Today is "Spread the Word to End the Word Day". A day created by a couple of guys from the Special Olympics as a campaign to stop the use of the word "retarded". I think by now you all know how I feel about the use of that word...whether it's a joke, used as slang, chosen as a way to describe yourself or a thing...it's just not cool to use the word. Ever. I wrote about it a couple times before when it directly affected me in THIS post (which was really therapeutic to write)...and THIS one (which was after a very sad incident that cost me some friends). But no one can be more eloquent than my friend, Ellen, who writes over at Love That Max. If you haven't seen her blog - it's worth adding to your favorites every day. (Hint: she posts her blog close to midnight!! I should know...I used to wait up for it!) Today she posted a video that she created specifically for this day. I hope that you will take a three minutes and nine seconds to watch this and share it freely.

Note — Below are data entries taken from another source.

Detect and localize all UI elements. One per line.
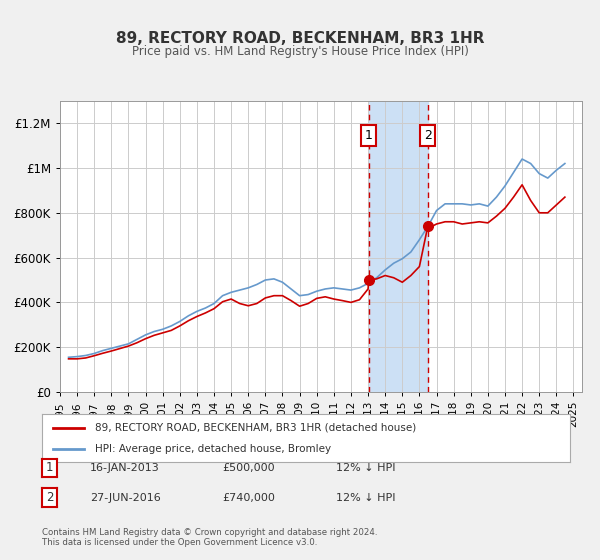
Text: £500,000: £500,000 (222, 463, 275, 473)
Text: 2: 2 (424, 129, 432, 142)
Text: This data is licensed under the Open Government Licence v3.0.: This data is licensed under the Open Gov… (42, 538, 317, 547)
Text: 16-JAN-2013: 16-JAN-2013 (90, 463, 160, 473)
Text: Contains HM Land Registry data © Crown copyright and database right 2024.: Contains HM Land Registry data © Crown c… (42, 528, 377, 536)
Text: 89, RECTORY ROAD, BECKENHAM, BR3 1HR (detached house): 89, RECTORY ROAD, BECKENHAM, BR3 1HR (de… (95, 423, 416, 433)
Text: Price paid vs. HM Land Registry's House Price Index (HPI): Price paid vs. HM Land Registry's House … (131, 45, 469, 58)
Text: 12% ↓ HPI: 12% ↓ HPI (336, 493, 395, 503)
Text: 12% ↓ HPI: 12% ↓ HPI (336, 463, 395, 473)
Text: 1: 1 (365, 129, 373, 142)
Text: £740,000: £740,000 (222, 493, 275, 503)
Text: 27-JUN-2016: 27-JUN-2016 (90, 493, 161, 503)
Text: HPI: Average price, detached house, Bromley: HPI: Average price, detached house, Brom… (95, 444, 331, 454)
Text: 2: 2 (46, 491, 53, 504)
Text: 89, RECTORY ROAD, BECKENHAM, BR3 1HR: 89, RECTORY ROAD, BECKENHAM, BR3 1HR (116, 31, 484, 46)
Bar (369, 101, 428, 392)
Text: 1: 1 (46, 461, 53, 474)
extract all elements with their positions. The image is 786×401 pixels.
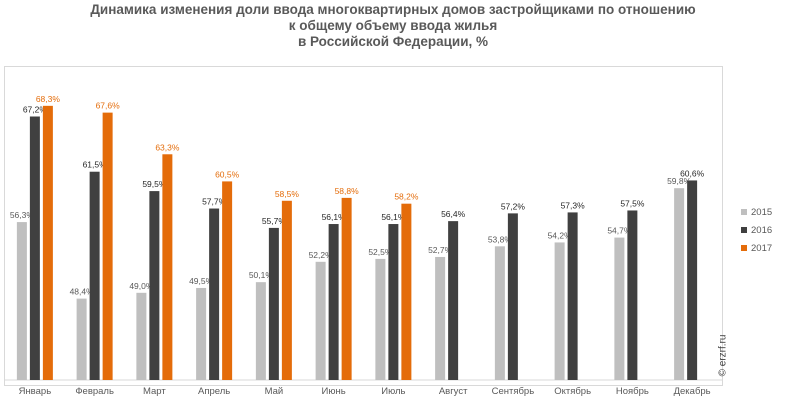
data-label-2015-4: 50,1% — [249, 270, 274, 280]
data-label-2016-2: 59,5% — [142, 179, 167, 189]
bar-2015-3 — [196, 287, 207, 380]
data-label-2015-8: 53,8% — [488, 234, 513, 244]
data-label-2017-5: 58,8% — [335, 186, 360, 196]
data-label-2016-6: 56,1% — [381, 212, 406, 222]
bar-2017-6 — [401, 203, 412, 380]
x-tick-label-10: Ноябрь — [616, 386, 649, 397]
plot-area — [4, 66, 723, 386]
bar-2015-6 — [375, 258, 386, 380]
legend-swatch-2017 — [741, 245, 747, 251]
x-tick-label-9: Октябрь — [554, 386, 591, 397]
bar-2017-0 — [42, 105, 53, 380]
bar-2016-5 — [328, 224, 339, 380]
bar-2015-10 — [614, 237, 625, 380]
legend-label-2017: 2017 — [751, 242, 773, 254]
data-label-2016-0: 67,2% — [23, 105, 48, 115]
x-tick-label-4: Май — [265, 386, 284, 397]
legend-label-2015: 2015 — [751, 206, 773, 218]
bar-2015-8 — [494, 246, 505, 380]
chart-title-line-2: к общему объему ввода жилья — [288, 18, 498, 33]
data-label-2015-11: 59,8% — [667, 176, 692, 186]
data-label-2015-0: 56,3% — [10, 210, 35, 220]
bar-2016-4 — [268, 227, 279, 380]
data-label-2015-2: 49,0% — [129, 281, 154, 291]
data-label-2015-1: 48,4% — [70, 287, 95, 297]
bar-2015-7 — [435, 256, 446, 380]
data-label-2016-10: 57,5% — [620, 198, 645, 208]
data-label-2016-1: 61,5% — [83, 160, 108, 170]
legend-item-2016: 2016 — [741, 221, 772, 239]
data-label-2016-5: 56,1% — [322, 212, 347, 222]
bar-2016-9 — [567, 212, 578, 380]
x-tick-label-7: Август — [439, 386, 468, 397]
bar-2015-1 — [76, 298, 87, 380]
x-tick-label-2: Март — [143, 386, 166, 397]
data-label-2015-5: 52,2% — [309, 250, 334, 260]
data-label-2016-8: 57,2% — [501, 201, 526, 211]
data-label-2017-4: 58,5% — [275, 189, 300, 199]
bar-2016-2 — [149, 191, 160, 380]
watermark: © erzrf.ru — [717, 330, 736, 390]
data-label-2015-6: 52,5% — [368, 247, 393, 257]
data-label-2017-2: 63,3% — [155, 142, 180, 152]
bar-2016-8 — [507, 213, 518, 380]
bar-2016-11 — [687, 180, 698, 380]
bar-2017-1 — [102, 112, 113, 380]
data-label-2016-11: 60,6% — [680, 168, 705, 178]
bar-2015-5 — [315, 261, 326, 380]
data-label-2015-9: 54,2% — [548, 230, 573, 240]
chart-title: Динамика изменения доли ввода многокварт… — [0, 2, 786, 50]
bar-2016-7 — [448, 221, 459, 380]
data-label-2017-3: 60,5% — [215, 169, 240, 179]
data-label-2016-9: 57,3% — [561, 200, 586, 210]
bar-2015-2 — [136, 292, 147, 380]
bar-2016-1 — [89, 171, 100, 380]
bar-2017-2 — [162, 154, 173, 380]
data-label-2015-10: 54,7% — [607, 226, 632, 236]
bar-2015-0 — [16, 222, 27, 380]
x-tick-label-5: Июнь — [322, 386, 346, 397]
x-tick-label-1: Февраль — [75, 386, 114, 397]
x-tick-label-8: Сентябрь — [492, 386, 535, 397]
bar-2016-6 — [388, 224, 399, 380]
bar-2015-9 — [554, 242, 565, 380]
bar-2017-3 — [222, 181, 233, 380]
legend-item-2015: 2015 — [741, 203, 772, 221]
x-tick-label-3: Апрель — [198, 386, 230, 397]
data-label-2017-0: 68,3% — [36, 94, 61, 104]
data-label-2015-3: 49,5% — [189, 276, 214, 286]
x-tick-label-6: Июль — [381, 386, 405, 397]
bar-2016-3 — [209, 208, 220, 380]
chart-title-line-3: в Российской Федерации, % — [297, 34, 489, 49]
chart-title-line-1: Динамика изменения доли ввода многокварт… — [90, 2, 696, 17]
bar-2017-5 — [341, 197, 352, 380]
data-label-2017-1: 67,6% — [96, 101, 121, 111]
bar-2015-4 — [255, 282, 266, 380]
legend-swatch-2015 — [741, 209, 747, 215]
data-label-2016-3: 57,7% — [202, 197, 227, 207]
x-tick-label-11: Декабрь — [674, 386, 711, 397]
bar-2017-4 — [281, 200, 292, 380]
legend: 2015 2016 2017 — [741, 203, 772, 257]
legend-label-2016: 2016 — [751, 224, 773, 236]
data-label-2016-4: 55,7% — [262, 216, 287, 226]
data-label-2015-7: 52,7% — [428, 245, 453, 255]
watermark-text: © erzrf.ru — [717, 334, 729, 377]
bar-2016-10 — [627, 210, 638, 380]
x-tick-label-0: Январь — [19, 386, 52, 397]
legend-item-2017: 2017 — [741, 239, 772, 257]
data-label-2017-6: 58,2% — [394, 192, 419, 202]
legend-swatch-2016 — [741, 227, 747, 233]
data-label-2016-7: 56,4% — [441, 209, 466, 219]
bar-2015-11 — [674, 188, 685, 380]
bar-2016-0 — [29, 116, 40, 380]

This morning we were greeted bright and early by painters who are here to paint Brian's old room. This room will either become Gavin's new room - which would be great news as this would mean I would have a baby in his current room! Or this room will become a guest room - which would be cool if we ever had guests. Either way, I like the tan colored paint I chose to go with the blackwatch plaid curtains.
Next to arrive was Miss Stephanie for Gavin's Occupational Therapy! She always starts with trying to get Gavin to feed himself. He did a pretty good job, which shocked us all as he's been gagging a lot lately on his food. Congestion from his cold - and now seasonal allergies - are taking their toll on him. They moved to the table after that to work on fine motor activities and he charmed us all with his sweet smile.
Brian is doing so well in school, but I'm always surprised when his teachers tell me he's very quiet! He's the exact opposite at home and is talking SO much more lately. All day long he is singing, asking questions, telling me stories, and identifying everything he sees. He loves school - and they love him - and he's still having a great time with his friend MacKenzie!
I think Brian is also going through a growth spurt. He's been eating HUGE meals. For the last two or three nights he has had three helpings of dinner. He LOVES salad and finished an entire bag of Caesar (with no croutons) in two days.
This afternoon, right after lunch, Gavin and I had an appointment with Dr. Trish. She thought that she would encounter a lot of chaos in Gavin after his seizure and hospitalization. She was happy to report at the end that he seemed to have processed the whole experience really well!
Meanwhile on the table right next to him, his Mommy was filled with panic and fear which she said I was successfully able to clear by the end. I know all of this might sound crazy - and energy healer - but I can't express enough how much she has done for our family. I found this old video of Gavin from the summer of 2010 (he looks so little here!) if you are curious what his sessions look like. Mine look similar, but I'm on my belly on a chiropractic table. And I don't play with my feet.
While we were at our appointment, Brian and Miss Sara went outside to play! It's a gorgeous day here. I suspect that I'll be packing away the winter coats very soon! Brian played with sidewalk chalk, played on the swings...and Miss Sara said he shocked her when he drew and "X" and "T" on his own. How cool is that???